Computer Vision Data Version Control and Reproducibility at Scale

Track:: Machine Learning: Research & Applications
Type:: Talk (long session)
Level:: intermediate
Room:: South Hall 2B
Start:: 10:45 on 16 July 2025
End:: 11:30 on 16 July 2025
Duration:: 45 minutes

Abstract

Petabytes of unstructured data stand as the cornerstone upon which triumphant Machine Learning (ML) models are built. One common method for researchers to extract subsets of data to their local environments is by simply using the age-old copy-paste, for model training. This method allows for iterative experimentation, but it also introduces challenges with the efficiency of data management when developing machine learning models, including reproducibility constraints, inefficient data transfer, alongside limited compute power.

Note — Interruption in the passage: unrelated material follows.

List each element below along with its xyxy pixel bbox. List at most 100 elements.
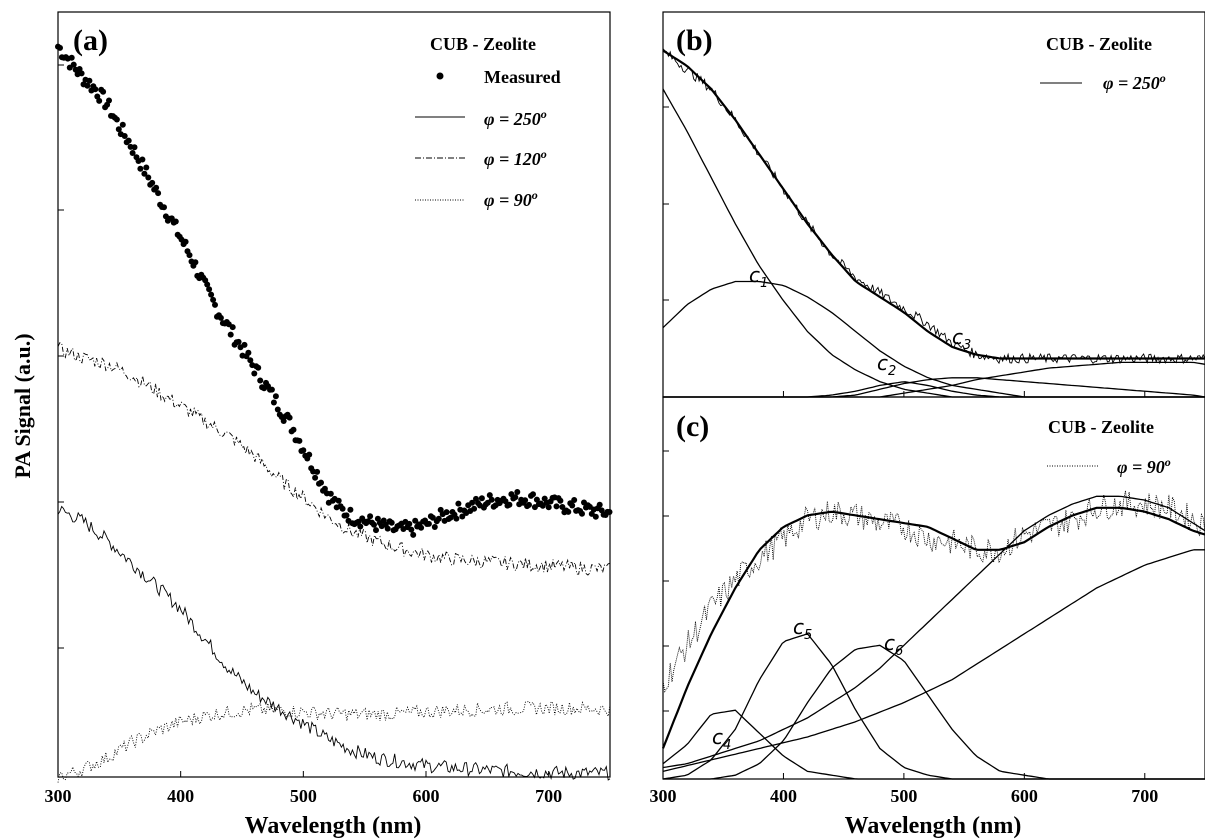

This is where data version control technologies can help overcome these challenges for computer vision researchers. In this workshop we'll cover:

How to use open source tooling to version control your data when working with data locally.
Best practices for working with data, preventing the need to copy data locally, while enabling the training of models at scale directly on the cloud. This will be demoed with an OSS stack:
Langchain -Tensorflow
PyTorch
Keras

You will come away with practical methods to improve your data management when developing and iterating upon Machine Learning models, built for modern computer vision research.